Kalbimin Buzları Erimeye Başladı

120 14 1
                                    

Evet biliyorum 1. bölüm çok kısaydı! Ama bunu telafi edeceğim. Konum pek tatmin edici olmasa da umarım devamını okursunuz. İyi okumalar dilerim, takipte kalın! ^_^

 Bu sarı çiyan ile karşılaşalı yaklaşık 2 hafta oldu ama hala onu gördüğümde veya aklıma geldiğinde vücudumun verdiği garip tepkimelere karşı koyamıyorum. Sürekli ben bu çocuğu nerede gördüm diye düşünürken onun genç kızların hastası olan grup One Direction’dan olduğunu anlayınca kafama balyozla vurulmuşa döndüm. One Direction… Sadece süpermarkete diş macunu almak için girdiğimde bir şarkılarını duymuştum.”And we dance all night, to the best song ever..” gibi bir şey. Ah, evet, bir de sokakta yürürken birkaç genç kızda çantalarını, takılarını filan görmüştüm. Demek bu kadar popülerlermiş…

 Dan, ben One Direction hakkında araştırma yaparken  benimle dalga geçtiği günden beri sadece tek başımayken onlarla ilgili bilgileri araştırıyorum. Ve elime karmaşık bilgiler geçti.

 “Liam Payne, küçüklüğünden beri kaşıklardan korkuyor. Harry Styles’ın hobisi kıyafetsiz etrafta dolaşmak. Louis Tomlinson tam bir havuç manyağı. Zayn Malik’in ayna karşısında vakit geçirmeyi çok seviyor ve…”

 Ayaklarım bilgisayar masasının üzerinde, ağzımda kemirdiğim kurşun kalemim ve ayıcıklı pijamalarımla çok aptal görünüyordum.

 “Ve... Ni…”

 Dengem bir anda bozuluverdi. İsmini söyleyemiyordum. Bir çığlık ve patırtıyla sandalyeden düştüm ve kendimi yerde buldum.

 “Sarı çiyan da yemek yemeyi seviyor…”

 Garip bir histi. İsmini ağzıma alınca kan akışım hızlanıyor, yanaklarım kızarıyor, ellerimin içi alev gibi yanıyor ve aklıma saçma sapan şeyler geliyordu. O nedenle çok sık amuda kalkmaya başladım.

 “N’apıyorsun?”

 Dan bana şaşkın gözlerle bakıyordu. Beni aptalca görmeye alışkın olsa da bunu daha önce görmemişti sanırım

 “Gereksiz düşüncelerken kurtuluyorum. Amuda kalkınca kan beynime doğru akmaya başlıyor, düşünceler ve duygular azalıyor. Eğer bunu yapmazsam ders çalışamam.”

 “Ne duygusu?” Dan birkaç saniye gözünü bir noktaya dikti ve şaşkın gözlerini bana çevirdi. “Ne yani, aşık filan mı oldun?”

 Ah evet, beklediğim bir cevap değildi. Birden tekrar dengem bozuldu ve tepetaklak yere kapaklandım. “Aşık olmak mı? Böyle saçma sapan şeyler nasıl uğraşırım ben ki?”

 Dan yan gözle bana bakıyordu. Dışarı fazla vurduğumu düşünmüyordum ama Dan kurnaz bir tilki gibiydi, ondan bir şey kaçmazdı!

 2 haftadır düşüncelerim ve duygularıma yenik düşüyorum.
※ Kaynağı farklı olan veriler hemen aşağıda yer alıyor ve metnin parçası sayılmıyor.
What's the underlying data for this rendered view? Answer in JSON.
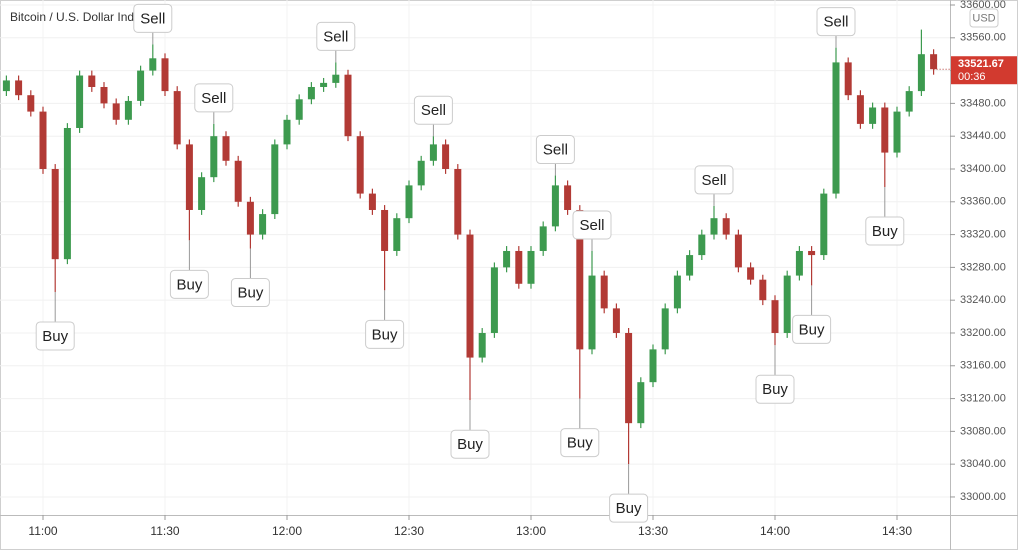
{
  "chart_data": {
    "type": "candlestick",
    "title": "Bitcoin / U.S. Dollar Index",
    "currency": "USD",
    "countdown": "00:36",
    "up_color": "#3d9a4f",
    "down_color": "#b23a35",
    "x": [
      "10:51",
      "10:54",
      "10:57",
      "11:00",
      "11:03",
      "11:06",
      "11:09",
      "11:12",
      "11:15",
      "11:18",
      "11:21",
      "11:24",
      "11:27",
      "11:30",
      "11:33",
      "11:36",
      "11:39",
      "11:42",
      "11:45",
      "11:48",
      "11:51",
      "11:54",
      "11:57",
      "12:00",
      "12:03",
      "12:06",
      "12:09",
      "12:12",
      "12:15",
      "12:18",
      "12:21",
      "12:24",
      "12:27",
      "12:30",
      "12:33",
      "12:36",
      "12:39",
      "12:42",
      "12:45",
      "12:48",
      "12:51",
      "12:54",
      "12:57",
      "13:00",
      "13:03",
      "13:06",
      "13:09",
      "13:12",
      "13:15",
      "13:18",
      "13:21",
      "13:24",
      "13:27",
      "13:30",
      "13:33",
      "13:36",
      "13:39",
      "13:42",
      "13:45",
      "13:48",
      "13:51",
      "13:54",
      "13:57",
      "14:00",
      "14:03",
      "14:06",
      "14:09",
      "14:12",
      "14:15",
      "14:18",
      "14:21",
      "14:24",
      "14:27",
      "14:30",
      "14:33",
      "14:36",
      "14:39"
    ],
    "open": [
      33495,
      33508,
      33490,
      33470,
      33400,
      33290,
      33450,
      33514,
      33500,
      33480,
      33460,
      33483,
      33520,
      33535,
      33495,
      33430,
      33350,
      33390,
      33440,
      33410,
      33360,
      33320,
      33345,
      33430,
      33460,
      33485,
      33500,
      33505,
      33515,
      33440,
      33370,
      33350,
      33300,
      33340,
      33380,
      33410,
      33430,
      33400,
      33320,
      33170,
      33200,
      33280,
      33300,
      33260,
      33300,
      33330,
      33380,
      33350,
      33180,
      33270,
      33230,
      33200,
      33090,
      33140,
      33180,
      33230,
      33270,
      33295,
      33320,
      33340,
      33320,
      33280,
      33265,
      33240,
      33200,
      33270,
      33300,
      33295,
      33370,
      33530,
      33490,
      33455,
      33475,
      33420,
      33470,
      33495,
      33540
    ],
    "high": [
      33514,
      33514,
      33496,
      33476,
      33406,
      33456,
      33520,
      33520,
      33506,
      33486,
      33489,
      33526,
      33552,
      33541,
      33501,
      33436,
      33396,
      33455,
      33446,
      33416,
      33366,
      33351,
      33436,
      33466,
      33491,
      33506,
      33511,
      33530,
      33521,
      33446,
      33376,
      33356,
      33346,
      33386,
      33416,
      33440,
      33436,
      33406,
      33326,
      33206,
      33286,
      33306,
      33306,
      33306,
      33336,
      33392,
      33386,
      33356,
      33300,
      33276,
      33236,
      33206,
      33146,
      33186,
      33236,
      33276,
      33301,
      33326,
      33355,
      33346,
      33326,
      33286,
      33271,
      33246,
      33276,
      33306,
      33306,
      33376,
      33548,
      33536,
      33496,
      33481,
      33481,
      33476,
      33501,
      33570,
      33546
    ],
    "low": [
      33489,
      33484,
      33464,
      33394,
      33250,
      33284,
      33444,
      33494,
      33474,
      33454,
      33454,
      33477,
      33514,
      33489,
      33424,
      33313,
      33344,
      33384,
      33404,
      33354,
      33303,
      33314,
      33339,
      33424,
      33454,
      33479,
      33494,
      33499,
      33434,
      33364,
      33344,
      33252,
      33294,
      33334,
      33374,
      33404,
      33394,
      33314,
      33118,
      33164,
      33194,
      33274,
      33254,
      33254,
      33294,
      33324,
      33344,
      33120,
      33174,
      33224,
      33194,
      33040,
      33084,
      33134,
      33174,
      33224,
      33264,
      33289,
      33314,
      33314,
      33274,
      33259,
      33234,
      33185,
      33194,
      33264,
      33258,
      33289,
      33364,
      33484,
      33449,
      33449,
      33378,
      33414,
      33464,
      33489,
      33515
    ],
    "close": [
      33508,
      33490,
      33470,
      33400,
      33290,
      33450,
      33514,
      33500,
      33480,
      33460,
      33483,
      33520,
      33535,
      33495,
      33430,
      33350,
      33390,
      33440,
      33410,
      33360,
      33320,
      33345,
      33430,
      33460,
      33485,
      33500,
      33505,
      33515,
      33440,
      33370,
      33350,
      33300,
      33340,
      33380,
      33410,
      33430,
      33400,
      33320,
      33170,
      33200,
      33280,
      33300,
      33260,
      33300,
      33330,
      33380,
      33350,
      33180,
      33270,
      33230,
      33200,
      33090,
      33140,
      33180,
      33230,
      33270,
      33295,
      33320,
      33340,
      33320,
      33280,
      33265,
      33240,
      33200,
      33270,
      33300,
      33295,
      33370,
      33530,
      33490,
      33455,
      33475,
      33420,
      33470,
      33495,
      33540,
      33521.67
    ],
    "xticks": [
      "11:00",
      "11:30",
      "12:00",
      "12:30",
      "13:00",
      "13:30",
      "14:00",
      "14:30"
    ],
    "ylim": [
      32978,
      33600
    ],
    "yticks": [
      {
        "value": 33000,
        "label": "33000.00"
      },
      {
        "value": 33040,
        "label": "33040.00"
      },
      {
        "value": 33080,
        "label": "33080.00"
      },
      {
        "value": 33120,
        "label": "33120.00"
      },
      {
        "value": 33160,
        "label": "33160.00"
      },
      {
        "value": 33200,
        "label": "33200.00"
      },
      {
        "value": 33240,
        "label": "33240.00"
      },
      {
        "value": 33280,
        "label": "33280.00"
      },
      {
        "value": 33320,
        "label": "33320.00"
      },
      {
        "value": 33360,
        "label": "33360.00"
      },
      {
        "value": 33400,
        "label": "33400.00"
      },
      {
        "value": 33440,
        "label": "33440.00"
      },
      {
        "value": 33480,
        "label": "33480.00"
      },
      {
        "value": 33520,
        "label": "33520.00"
      },
      {
        "value": 33560,
        "label": "33560.00"
      },
      {
        "value": 33600,
        "label": "33600.00"
      }
    ],
    "annotations": [
      {
        "text": "Buy",
        "x": "11:03"
      },
      {
        "text": "Sell",
        "x": "11:27"
      },
      {
        "text": "Buy",
        "x": "11:36"
      },
      {
        "text": "Sell",
        "x": "11:42"
      },
      {
        "text": "Buy",
        "x": "11:51"
      },
      {
        "text": "Sell",
        "x": "12:12"
      },
      {
        "text": "Buy",
        "x": "12:24"
      },
      {
        "text": "Sell",
        "x": "12:36"
      },
      {
        "text": "Buy",
        "x": "12:45"
      },
      {
        "text": "Sell",
        "x": "13:06"
      },
      {
        "text": "Buy",
        "x": "13:12"
      },
      {
        "text": "Sell",
        "x": "13:15"
      },
      {
        "text": "Buy",
        "x": "13:24"
      },
      {
        "text": "Sell",
        "x": "13:45"
      },
      {
        "text": "Buy",
        "x": "14:00"
      },
      {
        "text": "Buy",
        "x": "14:09"
      },
      {
        "text": "Sell",
        "x": "14:15"
      },
      {
        "text": "Buy",
        "x": "14:27"
      }
    ]
  }
}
Sanki kalbinize birkaç bıçak birden saplıyormuş gibi saçma bir his. Ama ben böyle şeylere yenilecek tipte bir insan değilim. Gerçekten aşık mı olmuştum diye düşünmeye başlıyordum, iş çok büyük bir tehlikeye binmişti. Sadece bana bakışlarını bile düşünürken nasıl olur da kalbim bu kadar hızlı atar? Korkmaya başlamıştım. Eğer ona olan hislerim ciddiyse onu görünce vücudum tepkisini gösterirdi. Bunu çok düşündüm ve bir karara vardım. Sonuç: Sarı çiyan ile yüzleşmek.

 Hafta sonu çok iyi düşündüm ve kararımı verdim.

 Zor olacak gibi dursa da sarı çiyan ile yüzleşecektim. Eğer adımları tekrar bana yönelirse kaçmayacaktım. Ama küçük bir sorun vardı ve benim tamamen aklımdan çıkmıştı. Sınıf nöbetçiliği… Bugün benim sıramdı. Sınıf defterini akşama kadar düzenleyecektim. Yani sarı çiyan işi bugünlük yatmıştı.